Complaining is common, with punishment often threatened, but never meted out. Even repeated malfeasance has not elicited strong reactions. Take Cambodia’s environment: illegal logging may still be rampant across the country and even within national parks – as Asia Sentinel reported last year – yet over the years foreign funding has underpinned environmental conservation. Even the political shenanigans that preceded and followed the elections in 2013 were not met with a backlash, though they fully exposed the authoritarian nature of local rule.
Since then the country has, if anything, become more authoritarian. Faced with the worst electoral results since the late 1990s, the authorities launched a new crackdown that gathered pace after communal elections in June showed the CPP was still losing ground, resulting in the crackdown on the media and the opposition.
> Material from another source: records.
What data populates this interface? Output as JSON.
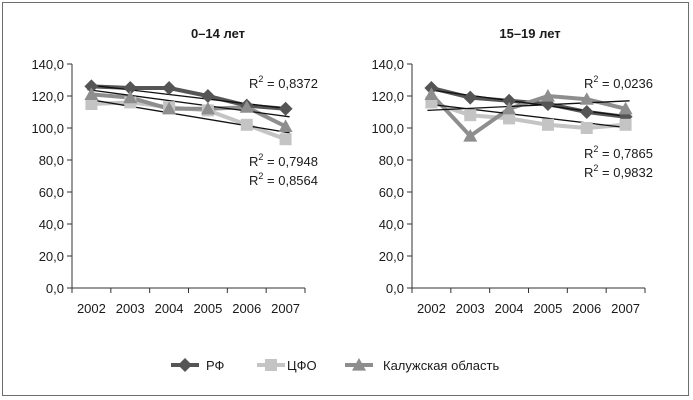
{
  "chart_data": [
    {
      "type": "line",
      "title": "0–14 лет",
      "categories": [
        "2002",
        "2003",
        "2004",
        "2005",
        "2006",
        "2007"
      ],
      "ylim": [
        0,
        140
      ],
      "yticks": [
        "0,0",
        "20,0",
        "40,0",
        "60,0",
        "80,0",
        "100,0",
        "120,0",
        "140,0"
      ],
      "series": [
        {
          "name": "РФ",
          "color": "#555555",
          "marker": "diamond",
          "values": [
            126,
            125,
            125,
            120,
            114,
            112
          ]
        },
        {
          "name": "ЦФО",
          "color": "#c4c4c4",
          "marker": "square",
          "values": [
            115,
            116,
            113,
            111,
            102,
            93
          ]
        },
        {
          "name": "Калужская область",
          "color": "#8e8e8e",
          "marker": "triangle",
          "values": [
            121,
            119,
            112,
            112,
            113,
            101
          ]
        }
      ],
      "trendlines": [
        {
          "series": "РФ",
          "start": 127,
          "end": 112
        },
        {
          "series": "ЦФО",
          "start": 118,
          "end": 97
        },
        {
          "series": "Калужская область",
          "start": 124,
          "end": 107
        }
      ],
      "r2_labels": [
        {
          "prefix": "R",
          "sup": "2",
          "text": " = 0,8372"
        },
        {
          "prefix": "R",
          "sup": "2",
          "text": " = 0,7948"
        },
        {
          "prefix": "R",
          "sup": "2",
          "text": " = 0,8564"
        }
      ]
    },
    {
      "type": "line",
      "title": "15–19 лет",
      "categories": [
        "2002",
        "2003",
        "2004",
        "2005",
        "2006",
        "2007"
      ],
      "ylim": [
        0,
        140
      ],
      "yticks": [
        "0,0",
        "20,0",
        "40,0",
        "60,0",
        "80,0",
        "100,0",
        "120,0",
        "140,0"
      ],
      "series": [
        {
          "name": "РФ",
          "color": "#555555",
          "marker": "diamond",
          "values": [
            125,
            119,
            117,
            115,
            110,
            107
          ]
        },
        {
          "name": "ЦФО",
          "color": "#c4c4c4",
          "marker": "square",
          "values": [
            116,
            108,
            106,
            102,
            100,
            102
          ]
        },
        {
          "name": "Калужская область",
          "color": "#8e8e8e",
          "marker": "triangle",
          "values": [
            121,
            95,
            112,
            120,
            118,
            112
          ]
        }
      ],
      "trendlines": [
        {
          "series": "РФ",
          "start": 124,
          "end": 107
        },
        {
          "series": "ЦФО",
          "start": 115,
          "end": 100
        },
        {
          "series": "Калужская область",
          "start": 111,
          "end": 117
        }
      ],
      "r2_labels": [
        {
          "prefix": "R",
          "sup": "2",
          "text": " = 0,0236"
        },
        {
          "prefix": "R",
          "sup": "2",
          "text": " = 0,7865"
        },
        {
          "prefix": "R",
          "sup": "2",
          "text": " = 0,9832"
        }
      ]
    }
  ],
  "legend": [
    {
      "label": "РФ",
      "color": "#555555",
      "marker": "diamond"
    },
    {
      "label": "ЦФО",
      "color": "#c4c4c4",
      "marker": "square"
    },
    {
      "label": "Калужская область",
      "color": "#8e8e8e",
      "marker": "triangle"
    }
  ]
}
Donors are once again threatening to slash funding. Sweden is up in arms, with Human Rights Ambassador Annika Ben David arguing that “should the Cambodia National Rescue Party be dissolved, this will force my government to rethink our engagement Cambodia.” Human rights groups have called on Europe and Japan to take action, too.
Whether this time things will be different remains to be seen. And more importantly, it is unclear that a significant reduction in aid would have tangible effects. Even assuming there once was a chance of forcing Hun Sen to change his policies, it might now be too late for at least two reasons.
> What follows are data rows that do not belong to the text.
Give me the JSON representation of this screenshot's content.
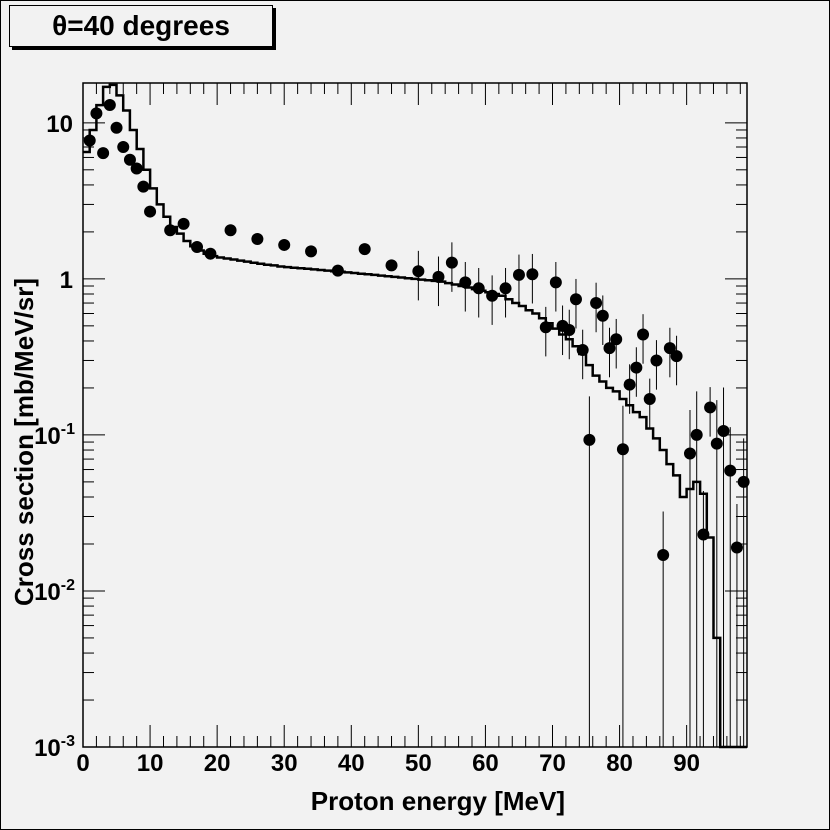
{
  "title": "θ=40 degrees",
  "chart_data": {
    "type": "scatter",
    "xlabel": "Proton energy [MeV]",
    "ylabel": "Cross section [mb/MeV/sr]",
    "xlim": [
      0,
      99
    ],
    "ylim": [
      0.001,
      18
    ],
    "y_scale": "log",
    "grid": false,
    "x_ticks": [
      {
        "value": 0,
        "label": "0"
      },
      {
        "value": 10,
        "label": "10"
      },
      {
        "value": 20,
        "label": "20"
      },
      {
        "value": 30,
        "label": "30"
      },
      {
        "value": 40,
        "label": "40"
      },
      {
        "value": 50,
        "label": "50"
      },
      {
        "value": 60,
        "label": "60"
      },
      {
        "value": 70,
        "label": "70"
      },
      {
        "value": 80,
        "label": "80"
      },
      {
        "value": 90,
        "label": "90"
      }
    ],
    "y_ticks": [
      {
        "value": 0.001,
        "base": "10",
        "exp": "-3"
      },
      {
        "value": 0.01,
        "base": "10",
        "exp": "-2"
      },
      {
        "value": 0.1,
        "base": "10",
        "exp": "-1"
      },
      {
        "value": 1,
        "base": "1",
        "exp": ""
      },
      {
        "value": 10,
        "base": "10",
        "exp": ""
      }
    ],
    "series": [
      {
        "kind": "points",
        "points": [
          {
            "x": 1,
            "y": 7.7
          },
          {
            "x": 2,
            "y": 11.5
          },
          {
            "x": 3,
            "y": 6.4
          },
          {
            "x": 4,
            "y": 13
          },
          {
            "x": 5,
            "y": 9.3
          },
          {
            "x": 6,
            "y": 7
          },
          {
            "x": 7,
            "y": 5.8
          },
          {
            "x": 8,
            "y": 5.1
          },
          {
            "x": 9,
            "y": 3.9
          },
          {
            "x": 10,
            "y": 2.7
          },
          {
            "x": 13,
            "y": 2.05
          },
          {
            "x": 15,
            "y": 2.25
          },
          {
            "x": 17,
            "y": 1.6
          },
          {
            "x": 19,
            "y": 1.45
          },
          {
            "x": 22,
            "y": 2.05
          },
          {
            "x": 26,
            "y": 1.8
          },
          {
            "x": 30,
            "y": 1.65
          },
          {
            "x": 34,
            "y": 1.5
          },
          {
            "x": 38,
            "y": 1.13
          },
          {
            "x": 42,
            "y": 1.55
          },
          {
            "x": 46,
            "y": 1.22
          },
          {
            "x": 50,
            "y": 1.12
          },
          {
            "x": 53,
            "y": 1.03
          },
          {
            "x": 55,
            "y": 1.27
          },
          {
            "x": 57,
            "y": 0.95
          },
          {
            "x": 59,
            "y": 0.87
          },
          {
            "x": 61,
            "y": 0.78
          },
          {
            "x": 63,
            "y": 0.87
          },
          {
            "x": 65,
            "y": 1.06
          },
          {
            "x": 67,
            "y": 1.07
          },
          {
            "x": 69,
            "y": 0.49
          },
          {
            "x": 70.5,
            "y": 0.95
          },
          {
            "x": 71.5,
            "y": 0.5
          },
          {
            "x": 72.5,
            "y": 0.47
          },
          {
            "x": 73.5,
            "y": 0.74
          },
          {
            "x": 74.5,
            "y": 0.35
          },
          {
            "x": 75.5,
            "y": 0.093
          },
          {
            "x": 76.5,
            "y": 0.7
          },
          {
            "x": 77.5,
            "y": 0.58
          },
          {
            "x": 78.5,
            "y": 0.36
          },
          {
            "x": 79.5,
            "y": 0.41
          },
          {
            "x": 80.5,
            "y": 0.081
          },
          {
            "x": 81.5,
            "y": 0.21
          },
          {
            "x": 82.5,
            "y": 0.27
          },
          {
            "x": 83.5,
            "y": 0.44
          },
          {
            "x": 84.5,
            "y": 0.17
          },
          {
            "x": 85.5,
            "y": 0.3
          },
          {
            "x": 86.5,
            "y": 0.017
          },
          {
            "x": 87.5,
            "y": 0.36
          },
          {
            "x": 88.5,
            "y": 0.32
          },
          {
            "x": 90.5,
            "y": 0.076
          },
          {
            "x": 91.5,
            "y": 0.1
          },
          {
            "x": 92.5,
            "y": 0.023
          },
          {
            "x": 93.5,
            "y": 0.15
          },
          {
            "x": 94.5,
            "y": 0.088
          },
          {
            "x": 95.5,
            "y": 0.106
          },
          {
            "x": 96.5,
            "y": 0.059
          },
          {
            "x": 97.5,
            "y": 0.019
          },
          {
            "x": 98.5,
            "y": 0.05
          }
        ]
      },
      {
        "kind": "histogram",
        "x": [
          0,
          1,
          2,
          3,
          4,
          5,
          6,
          7,
          8,
          9,
          10,
          11,
          12,
          13,
          14,
          15,
          16,
          17,
          18,
          19,
          20,
          21,
          22,
          23,
          24,
          25,
          26,
          27,
          28,
          29,
          30,
          31,
          32,
          33,
          34,
          35,
          36,
          37,
          38,
          39,
          40,
          41,
          42,
          43,
          44,
          45,
          46,
          47,
          48,
          49,
          50,
          51,
          52,
          53,
          54,
          55,
          56,
          57,
          58,
          59,
          60,
          61,
          62,
          63,
          64,
          65,
          66,
          67,
          68,
          69,
          70,
          71,
          72,
          73,
          74,
          75,
          76,
          77,
          78,
          79,
          80,
          81,
          82,
          83,
          84,
          85,
          86,
          87,
          88,
          89,
          90,
          91,
          92,
          93,
          94,
          95,
          96,
          97,
          98,
          99
        ],
        "y": [
          6.5,
          9,
          13,
          17,
          17.5,
          15,
          12,
          9,
          6.8,
          5,
          3.8,
          3,
          2.5,
          2.15,
          1.95,
          1.75,
          1.62,
          1.52,
          1.45,
          1.4,
          1.37,
          1.35,
          1.33,
          1.31,
          1.29,
          1.27,
          1.25,
          1.23,
          1.22,
          1.2,
          1.19,
          1.18,
          1.17,
          1.16,
          1.15,
          1.14,
          1.13,
          1.12,
          1.11,
          1.1,
          1.09,
          1.08,
          1.07,
          1.06,
          1.05,
          1.04,
          1.03,
          1.02,
          1.01,
          1,
          0.99,
          0.98,
          0.97,
          0.96,
          0.94,
          0.92,
          0.9,
          0.88,
          0.86,
          0.84,
          0.82,
          0.8,
          0.78,
          0.74,
          0.7,
          0.67,
          0.63,
          0.6,
          0.56,
          0.52,
          0.48,
          0.44,
          0.41,
          0.37,
          0.33,
          0.28,
          0.24,
          0.22,
          0.2,
          0.19,
          0.17,
          0.155,
          0.14,
          0.13,
          0.11,
          0.095,
          0.08,
          0.065,
          0.055,
          0.04,
          0.045,
          0.05,
          0.042,
          0.022,
          0.005,
          0.001,
          0.001,
          0.001,
          0.001
        ]
      }
    ]
  }
}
First, the Cambodian economy has become much bigger than it used to be and is expected to keep expanding. This is an excellent development in many ways, but it also reduces foreign leverage. “If aid were cut, it wouldn’t be the end of Cambodia’s economy. The aid industrial complex is there, but it’s a shadow of its former self considering other sectors of the economy: garments, construction, etc,” says Professor Ear, who also authored ‘Aid Dependence in Cambodia: How Foreign Assistance Undermines Democracy’.
The second is the rise of China, whose own aid to the country has skyrocketed in recent years. As reported by Reuters, over a third of $732 million in bilateral aid for 2016 has come from China, dwarfing figures from both the US and European countries. The People’s Republic also provided about 20 percent of total investment in 2016, more than Cambodians themselves.
Since the country’s opening up to the world in the 1980s, Beijing has taken a hands-off approach to domestic issues in countries it deals with – whereas the US and Europe may ignore human rights if it suits them, Beijing takes pride in doing so. As far as Cambodia is concerned, Chinese leaders have made clear they do not intend to criticize any policy Phnom Penh sees fit to undertake, thus emboldening local authorities.
Beijing, Hun Sen quipped in September, is “a strong backer who continues to help Cambodia in all conditions, without allowing any foreign countries to break us”. And for once he might have been fully honest in commenting on policy matters.